‘This will be an affront to vampirism and horror in general’ I thought when entering the screening of Gary Shore’s directorial debut Dracula Untold. Still, worth watching to see how the ultimate horror icon will be reinterpreted for a blockbuster dark fantasy, expecting something mildly more palatable than the sparkle fairies of the Twilight saga. I also braced myself for a decidedly superheroic take on the count, allowing him to more easily fit into the Universal Monsters series the studio are hoping to kickstart with this film.
What happened in that cinema however was entirely unexpected. Right off the bat (no pun intended) we’re given proper, classical vampires: fangs, immense strength, the ability to turn into bats, vulnerability to silver, aversion to sunlight and crosses – apart from disliking garlic all the elements are present. In a time when filmmakers seem so hung up on reinventing the vampire for apparently more modern and cynical sensibilities, it’s great to see the genuine article on screen. Writers Matt Sazama and Burk Sharpless show there’s plenty of life in classic vampires yet.

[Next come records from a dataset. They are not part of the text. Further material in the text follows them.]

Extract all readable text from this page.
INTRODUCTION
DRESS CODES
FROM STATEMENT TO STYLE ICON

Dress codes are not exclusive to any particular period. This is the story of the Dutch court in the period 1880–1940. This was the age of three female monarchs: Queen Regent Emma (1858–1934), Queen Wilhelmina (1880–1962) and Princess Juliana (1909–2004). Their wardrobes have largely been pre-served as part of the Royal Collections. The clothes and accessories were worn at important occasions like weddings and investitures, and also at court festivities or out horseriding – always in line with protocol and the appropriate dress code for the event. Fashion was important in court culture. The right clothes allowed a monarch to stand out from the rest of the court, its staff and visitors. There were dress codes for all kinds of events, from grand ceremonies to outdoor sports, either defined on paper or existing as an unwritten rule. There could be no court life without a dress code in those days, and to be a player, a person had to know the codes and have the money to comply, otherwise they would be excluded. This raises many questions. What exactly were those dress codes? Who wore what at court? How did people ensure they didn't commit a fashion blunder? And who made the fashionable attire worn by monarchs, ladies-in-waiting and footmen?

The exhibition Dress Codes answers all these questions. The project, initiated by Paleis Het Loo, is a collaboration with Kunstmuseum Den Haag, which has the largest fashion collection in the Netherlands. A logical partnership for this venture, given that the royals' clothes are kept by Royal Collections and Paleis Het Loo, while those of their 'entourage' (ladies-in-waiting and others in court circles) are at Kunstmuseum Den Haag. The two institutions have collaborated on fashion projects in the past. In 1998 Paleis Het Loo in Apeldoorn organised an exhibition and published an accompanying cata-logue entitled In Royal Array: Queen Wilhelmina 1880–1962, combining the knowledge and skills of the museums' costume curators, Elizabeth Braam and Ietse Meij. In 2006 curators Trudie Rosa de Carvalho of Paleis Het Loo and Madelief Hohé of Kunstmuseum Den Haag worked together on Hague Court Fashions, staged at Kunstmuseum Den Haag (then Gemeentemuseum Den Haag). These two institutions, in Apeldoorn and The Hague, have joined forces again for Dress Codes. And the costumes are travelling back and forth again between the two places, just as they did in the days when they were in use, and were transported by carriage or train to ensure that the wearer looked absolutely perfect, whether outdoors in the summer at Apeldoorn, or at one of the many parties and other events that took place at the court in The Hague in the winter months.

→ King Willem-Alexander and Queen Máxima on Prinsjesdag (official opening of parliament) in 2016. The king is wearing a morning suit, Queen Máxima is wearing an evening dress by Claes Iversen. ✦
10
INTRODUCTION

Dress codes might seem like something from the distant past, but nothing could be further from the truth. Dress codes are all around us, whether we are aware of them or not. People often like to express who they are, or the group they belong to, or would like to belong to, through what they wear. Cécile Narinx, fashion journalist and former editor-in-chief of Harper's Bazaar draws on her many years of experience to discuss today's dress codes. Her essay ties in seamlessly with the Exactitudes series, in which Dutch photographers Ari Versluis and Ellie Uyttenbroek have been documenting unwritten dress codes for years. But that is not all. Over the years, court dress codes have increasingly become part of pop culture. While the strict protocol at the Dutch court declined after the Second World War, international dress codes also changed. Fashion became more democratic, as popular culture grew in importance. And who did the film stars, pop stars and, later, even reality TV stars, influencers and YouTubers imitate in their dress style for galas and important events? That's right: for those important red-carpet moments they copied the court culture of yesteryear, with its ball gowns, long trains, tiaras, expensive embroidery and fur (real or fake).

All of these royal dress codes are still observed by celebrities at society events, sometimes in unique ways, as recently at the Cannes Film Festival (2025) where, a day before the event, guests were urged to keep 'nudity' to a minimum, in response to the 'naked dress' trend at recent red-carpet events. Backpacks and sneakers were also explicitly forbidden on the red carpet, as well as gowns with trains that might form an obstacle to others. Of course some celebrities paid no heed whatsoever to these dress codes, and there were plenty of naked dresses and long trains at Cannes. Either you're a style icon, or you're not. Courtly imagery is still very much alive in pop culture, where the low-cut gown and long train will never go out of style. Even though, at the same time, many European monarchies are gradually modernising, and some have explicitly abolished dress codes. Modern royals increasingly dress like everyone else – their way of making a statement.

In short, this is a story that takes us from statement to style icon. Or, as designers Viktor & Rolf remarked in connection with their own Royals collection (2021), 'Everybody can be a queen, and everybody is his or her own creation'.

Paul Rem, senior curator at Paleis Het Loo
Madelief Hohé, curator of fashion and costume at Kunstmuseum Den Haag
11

The story also doesn’t disappoint, letting the darkness take it to unexpected places. It must’ve been tempting to make Dracula a more out and out heroic character for the purposes of this film and the wider Universal Monsters Universe, but Sazama and Sharpless wisely keep the Dracula a more morally ambiguous character. The film doesn’t shy away from ‘the Impaler’ side of Vlad and Dracula is played as a merciless and brutal man. Nonetheless the writers succeed in putting him in such a hard place that his employ of dark forces is understandable. Luke Evans is also perfectly cast as Dracula, his face fitting the part perfectly and making for a compelling watch.
Above DC’s, this is the emerging cinematic universe to watch.